Por mi parte no voy a exaltar la Navidad. Eso se lo dejo a los publicistas y a los destrozados o benditos creyentes. También a los niños. Se van a poner morados con lo que desean solo los hijos de los pudientes. Y en un mundo en llamas, todos nos deseamos un futuro feliz. Solo creí en la Navidad cuando los Reyes Magos me prometían mis sueños. O cuando despedía el año con mis novias, o amantes, intentando creer en vano que aquel estado tan mágico no solo era verdad, sino también interminable. Pero enciendo las asquerosas televisiones (ya no lo hago buscando información, debe de ser el masoquismo de un lobo con depresión crónica), y me cuentan ufanos en La 1 que, según el 80% de las encuestas, el amor solo surge y se revive entre parejas que tienen la misma ideología.
Yo no sé cuál es la mía, excepto esa inexplicable acracia a la que me afilié sensitivamente cuando desconocía lo que significaba, pero juro haber tenido relaciones amorosas, sexuales y amistosas con mujeres a las que nunca les pregunté, ni me preguntaron, por convicciones ideológicas. Incluso ellas votaban siempre y yo no lo he hecho jamás. Funcionaban otras cosas: el deseo, la complicidad sentimental, la compartida risa. También el misterio, la sorpresa, esas cositas imprescindibles.
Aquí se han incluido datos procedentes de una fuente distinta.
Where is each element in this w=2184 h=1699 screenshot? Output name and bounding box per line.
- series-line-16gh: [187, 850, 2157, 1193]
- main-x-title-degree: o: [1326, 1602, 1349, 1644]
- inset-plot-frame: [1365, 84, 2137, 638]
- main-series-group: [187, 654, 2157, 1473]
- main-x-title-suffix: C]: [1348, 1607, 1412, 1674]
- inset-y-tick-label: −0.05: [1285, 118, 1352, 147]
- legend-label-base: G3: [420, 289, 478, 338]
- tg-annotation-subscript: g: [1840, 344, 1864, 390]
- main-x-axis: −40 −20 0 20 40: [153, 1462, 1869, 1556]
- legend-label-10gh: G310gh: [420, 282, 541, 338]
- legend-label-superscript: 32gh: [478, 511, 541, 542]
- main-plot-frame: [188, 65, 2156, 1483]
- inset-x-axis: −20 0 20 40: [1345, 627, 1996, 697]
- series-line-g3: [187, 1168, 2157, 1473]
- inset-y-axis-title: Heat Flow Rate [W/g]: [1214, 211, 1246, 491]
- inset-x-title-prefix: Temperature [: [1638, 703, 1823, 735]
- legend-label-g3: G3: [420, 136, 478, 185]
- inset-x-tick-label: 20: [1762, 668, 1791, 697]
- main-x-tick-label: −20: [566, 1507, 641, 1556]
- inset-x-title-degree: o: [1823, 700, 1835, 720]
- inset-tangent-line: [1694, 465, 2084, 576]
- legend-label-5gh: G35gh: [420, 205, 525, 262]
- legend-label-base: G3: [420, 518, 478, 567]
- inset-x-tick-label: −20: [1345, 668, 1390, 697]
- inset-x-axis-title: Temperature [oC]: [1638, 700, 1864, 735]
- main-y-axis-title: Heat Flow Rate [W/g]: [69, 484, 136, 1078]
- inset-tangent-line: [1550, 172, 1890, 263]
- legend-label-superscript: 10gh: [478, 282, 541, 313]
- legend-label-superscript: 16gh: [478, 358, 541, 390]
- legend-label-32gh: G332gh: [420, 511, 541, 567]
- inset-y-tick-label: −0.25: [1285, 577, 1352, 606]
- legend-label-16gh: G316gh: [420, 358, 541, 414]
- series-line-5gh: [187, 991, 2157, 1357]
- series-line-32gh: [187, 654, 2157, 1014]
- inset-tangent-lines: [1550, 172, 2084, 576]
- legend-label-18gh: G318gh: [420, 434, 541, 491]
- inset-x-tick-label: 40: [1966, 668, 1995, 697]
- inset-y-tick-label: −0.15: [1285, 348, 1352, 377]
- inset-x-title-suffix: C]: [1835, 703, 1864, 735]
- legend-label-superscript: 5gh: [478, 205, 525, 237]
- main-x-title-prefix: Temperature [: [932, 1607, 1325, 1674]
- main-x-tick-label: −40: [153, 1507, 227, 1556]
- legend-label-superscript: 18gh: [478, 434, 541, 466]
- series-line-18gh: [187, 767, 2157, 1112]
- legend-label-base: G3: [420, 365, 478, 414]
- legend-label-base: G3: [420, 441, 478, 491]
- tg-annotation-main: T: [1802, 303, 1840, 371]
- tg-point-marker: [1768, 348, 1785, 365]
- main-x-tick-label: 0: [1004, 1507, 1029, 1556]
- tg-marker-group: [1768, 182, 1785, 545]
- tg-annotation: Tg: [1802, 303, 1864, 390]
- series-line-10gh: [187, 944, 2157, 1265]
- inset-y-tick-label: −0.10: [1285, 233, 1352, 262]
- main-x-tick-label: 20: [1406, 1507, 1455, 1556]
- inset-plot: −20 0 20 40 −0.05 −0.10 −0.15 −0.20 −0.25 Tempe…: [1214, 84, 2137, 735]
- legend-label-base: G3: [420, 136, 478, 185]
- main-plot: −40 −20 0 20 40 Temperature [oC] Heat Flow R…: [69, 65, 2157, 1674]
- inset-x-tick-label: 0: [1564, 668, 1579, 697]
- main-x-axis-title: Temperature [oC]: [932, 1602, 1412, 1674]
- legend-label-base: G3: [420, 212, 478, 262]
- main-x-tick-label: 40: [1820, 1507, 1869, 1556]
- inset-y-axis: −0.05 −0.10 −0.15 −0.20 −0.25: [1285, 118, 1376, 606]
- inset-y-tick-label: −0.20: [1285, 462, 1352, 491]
Y cómo hablar de la política, pringarse en esa farsa en la que casi todo es repugnante. Con excepciones milagrosas. Admiro al Churchill alcohólico e histriónico cuando le asegura al aterrorizado pueblo inglés ante la guerra inminente que van a sufrir sangre, sudor y lágrimas. O la eterna imagen de Obama, el único Cary Grant que he visto en la política. O a un tal Nelson Mandela, que evita el baño de sangre en Sudáfrica después de haber pasado 25 años enchironado por los malos.
Mi mejor regalo de la Navidad me lo proporciona mi amigo Antonio Lucas en un artículo hablando de su madre. Ella sufrió un ictus salvaje que la trasladó a un mundo imaginario. Cuenta que viendo con ella el discurso del Rey, esta les testificó: “A mí me da pena este hombre porque habla solo”. Alguien soltó una carcajada celebrando su ocurrencia y eso la mosqueó. Entonces le miró muy fuerte, los ojos como dos acuarios vaciados, y remató ya contra nadie: “De qué se ríe ese tonto, que está más solo aún”. Me quedo aún más ignorante que pensativo. Los niños y los bebés que yo amo, en sus fotos enmarcadas, me hacen sentir un poco menos perdido. Y que les vaya bien a los voluntarios que juegan a echar una mano a los desesperados de la dana. El resto, francamente, me da igual. Incluido yo.